Poof. It’s a gentle sound, not alarming, and it’s accompanied by a modest puff of pearly smoke. It’s me seeing a pattern that’s been there forever, a pattern that suddenly shifted like a kaleidoscope and settled into something distinct, and distinctly different. Poof. Look at this again.

In high school I began to find an affinity for acting through the Drama Club, whose initial attraction was that it rehearsed at 7:30 AM and got me out of the house soon after my father left for work: anything to cut down alone-time with my mother. To begin with, it was the experience of getting the parts that the cute girls wouldn’t touch, like Lady Bracknell in The Importance of Being Earnest. She was outrageous and bossy and had comic lines crafted to land like mortar shells. I didn’t remotely have the craft to support this, but I could feel the potential. Not for a moment did I comprehend that this had been the center of my mother’s profession.

She’d been a vaudeville comedienne for ten years, touring all over the country and earning very nice money once she got established. In vaudeville comedy you’d better be able to land zingers, and she knew how. It’s how she could reduce me to tears and snot in thirty seconds flat.

When I was a senior, the German teacher I had a huge crush on decided that the junior class should do a play, and it would be Our Town. I wasn’t in it, but I did some support work, and I saw the cast come together to become the beating heart that is the center of this play. I had no way of knowing that at the same time an Iowa high school actor was seeing part of this same play at a state contest, and that it would change his life forever. I only knew that I loved what John Deethardt had directed and given to the junior class. It was not at all what I’d been doing in the Drama Club, and it was what I wanted.

I graduated and went to the University of Michigan as a pre-med honors student, a goal I’d fixated on for four years, and then I got deeply involved with theatre. My mother was not supportive of this idea. “You have no heart, no looks, no voice, and no sense of humor. Forget it.” It was a pretty strong assault, but it wasn’t effective. I’ve lived my life in the theatre and I’ve been good at it.

Here’s what I didn’t realize. Theatre was her world. She’d fled a damaging childhood, made her way through elite theatre training in New York, and had become a self-supporting respected performer in a very harsh world. It was her world, and she’d paid her dues. Who was I to try to gate-crash? She’d voluntarily left that world to become a wife, possibly a mother, but I was a Hail-Mary adoption when that didn’t happen.

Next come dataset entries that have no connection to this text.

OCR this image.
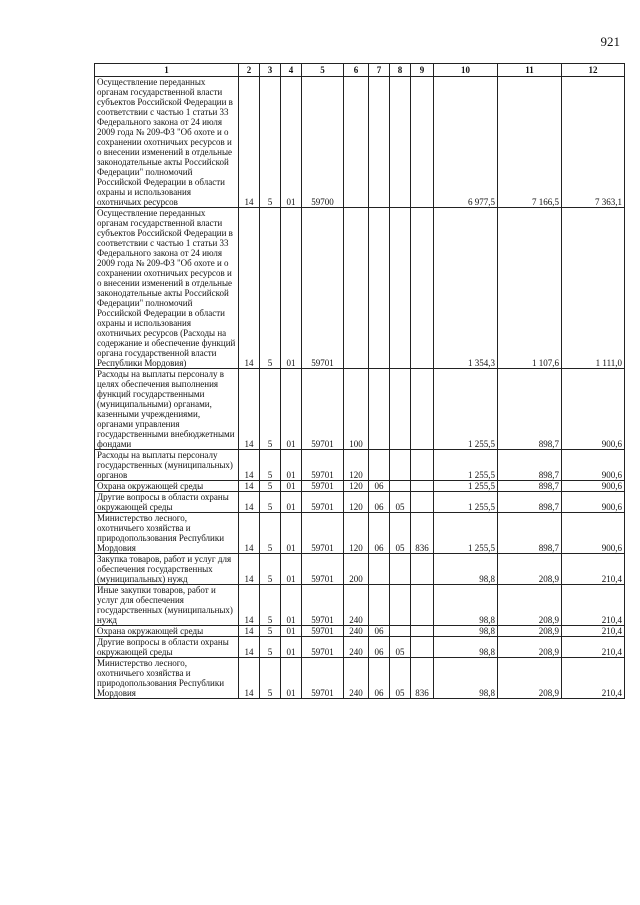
921
1	2	3	4	5	6	7	8	9	10	11	12
Осуществление переданных органам государственной власти субъектов Российской Федерации в соответствии с частью 1 статьи 33 Федерального закона от 24 июля 2009 года № 209-ФЗ "Об охоте и о сохранении охотничьих ресурсов и о внесении изменений в отдельные законодательные акты Российской Федерации" полномочий Российской Федерации в области охраны и использования охотничьих ресурсов	14	5	01	59700					6 977,5	7 166,5	7 363,1
Осуществление переданных органам государственной власти субъектов Российской Федерации в соответствии с частью 1 статьи 33 Федерального закона от 24 июля 2009 года № 209-ФЗ "Об охоте и о сохранении охотничьих ресурсов и о внесении изменений в отдельные законодательные акты Российской Федерации" полномочий Российской Федерации в области охраны и использования охотничьих ресурсов (Расходы на содержание и обеспечение функций органа государственной власти Республики Мордовия)	14	5	01	59701					1 354,3	1 107,6	1 111,0
Расходы на выплаты персоналу в целях обеспечения выполнения функций государственными (муниципальными) органами, казенными учреждениями, органами управления государственными внебюджетными фондами	14	5	01	59701	100				1 255,5	898,7	900,6
Расходы на выплаты персоналу государственных (муниципальных) органов	14	5	01	59701	120				1 255,5	898,7	900,6
Охрана окружающей среды	14	5	01	59701	120	06			1 255,5	898,7	900,6
Другие вопросы в области охраны окружающей среды	14	5	01	59701	120	06	05		1 255,5	898,7	900,6
Министерство лесного, охотничьего хозяйства и природопользования Республики Мордовия	14	5	01	59701	120	06	05	836	1 255,5	898,7	900,6
Закупка товаров, работ и услуг для обеспечения государственных (муниципальных) нужд	14	5	01	59701	200				98,8	208,9	210,4
Иные закупки товаров, работ и услуг для обеспечения государственных (муниципальных) нужд	14	5	01	59701	240				98,8	208,9	210,4
Охрана окружающей среды	14	5	01	59701	240	06			98,8	208,9	210,4
Другие вопросы в области охраны окружающей среды	14	5	01	59701	240	06	05		98,8	208,9	210,4
Министерство лесного, охотничьего хозяйства и природопользования Республики Мордовия	14	5	01	59701	240	06	05	836	98,8	208,9	210,4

I should be her fulfillment, not her competitor.

I never quite understood her vicious attacks on my attraction to theatre. I thought of it as an attack on me, but I never thought of it as a defense of what had been hers. Her image of me had been created by her own parenting, and it was the image of an unattractive weakling suited only for quiet intellectual activity. But in the Chinese zodiac, I wasn’t just a dragon, I was a Golden Dragon. In time, I realized that and claimed a world that was rightfully mine.

I came long ago to the point where I could forgive her abuse. Now, realizing that she was defending her private territory, the arena where she herself had come to power, gives me a new insight into forgiveness.